2.Why are my Bloodfins' fins doesn't look nipped at all,but my Long-Finned Black Skirts Tetras' fins are nipped?
3.Why does my African Dwarf Frogs need to surface for air since I thought they can just breathe underwater,right?
Well Bloodfins' fins are short, not to attractive to nip I'm guessing, where as a long finned black skirts fins are just that... long and flowy and irresistable. :P
Someone correct me if I'm wrong, but maybe you don't have enough oxygen in your water and that's why your frog is surfacing. However I don't know if they do this sometimes normally, I guess it depends on how often your frog is doing it..
I know that African Dwarf Frogs normally surface to breathe sometimes,but they are consider to be aquatic frog! I just don't understand why do frogs or toads have a kung when they can swim underwater and absorb oxyen through their skin,does anyone know?
I agree with SolaceTiger that the bloodfins' fins are just too short =P
In answer to the lung thing. Perhaps evolving from being on land, or the scarcity or perhaps seasonal droughts from where they originally come from. That is probably why they have lungs, because they may of been forced to venture onto land.
The frogs have no gills and cannot get their oxygen through their skin entirely. They always need to surface to breathe air from time to time, so that behavior isn't unusual.

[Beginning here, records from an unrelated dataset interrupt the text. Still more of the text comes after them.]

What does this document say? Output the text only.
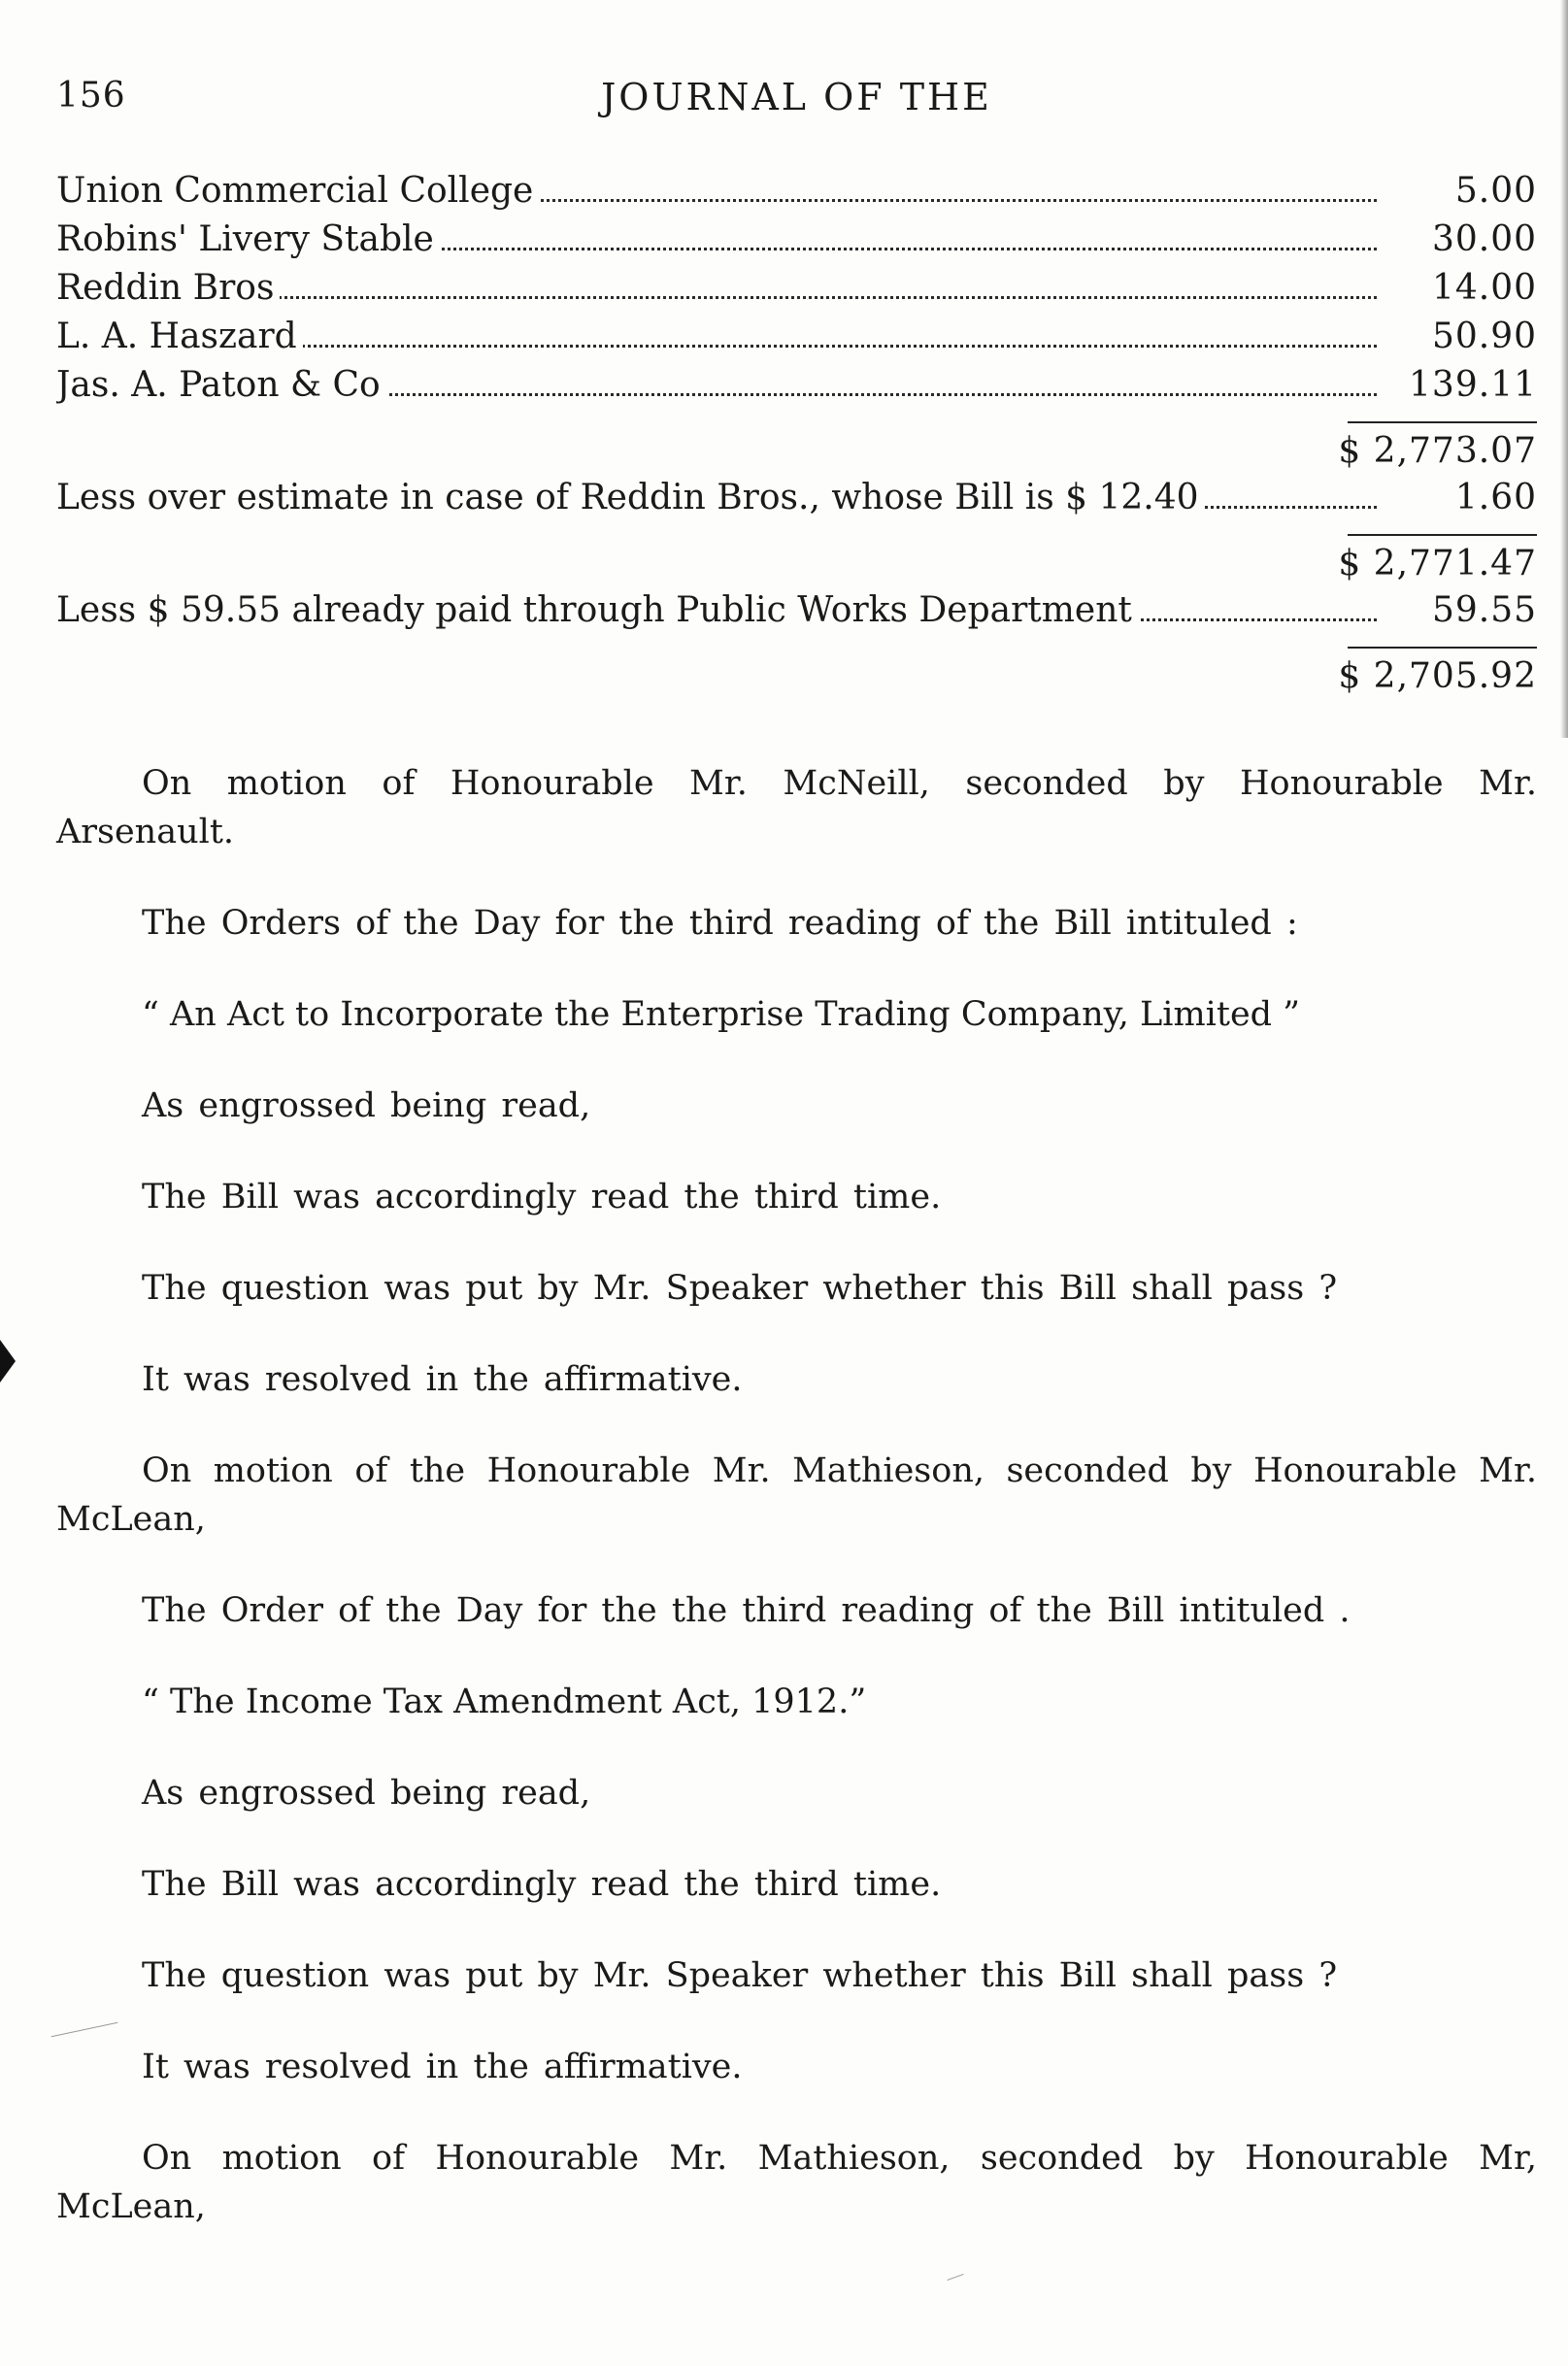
156	JOURNAL OF THE
Union Commercial College	5.00
Robins' Livery Stable	30.00
Reddin Bros	14.00
L. A. Haszard	50.90
Jas. A. Paton & Co	139.11
$ 2,773.07
Less over estimate in case of Reddin Bros., whose Bill is $ 12.40	1.60
$ 2,771.47
Less $ 59.55 already paid through Public Works Department	59.55
$ 2,705.92

On motion of Honourable Mr. McNeill, seconded by Honourable Mr. Arsenault.

The Orders of the Day for the third reading of the Bill intituled :

“ An Act to Incorporate the Enterprise Trading Company, Limited ”

As engrossed being read,

The Bill was accordingly read the third time.

The question was put by Mr. Speaker whether this Bill shall pass ?

It was resolved in the affirmative.

On motion of the Honourable Mr. Mathieson, seconded by Honourable Mr. McLean,

The Order of the Day for the the third reading of the Bill intituled .

“ The Income Tax Amendment Act, 1912.”

As engrossed being read,

The Bill was accordingly read the third time.

The question was put by Mr. Speaker whether this Bill shall pass ?

It was resolved in the affirmative.

On motion of Honourable Mr. Mathieson, seconded by Honourable Mr, McLean,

How many of each type of tetra do you have? Both are known to be somewhat nippy, but the bloodfins are faster swimmers so they can probably outrun anyone that's causing them trouble. Having at least 6 of each type will probably reduce nipping problems, provided you have enough space in your tank.
Why does having 6 of them reduces nipping problems?
The tetras are social fish, so if you have six or more of them they can form a proper social group. This way, they will swim and behave as though they're in a school of fish rather than a bunch of rogues. Also, having more fish in the group spreads out the aggression amongst a larger group, which reduces the chances that any one fish will be singled out and nipped to death.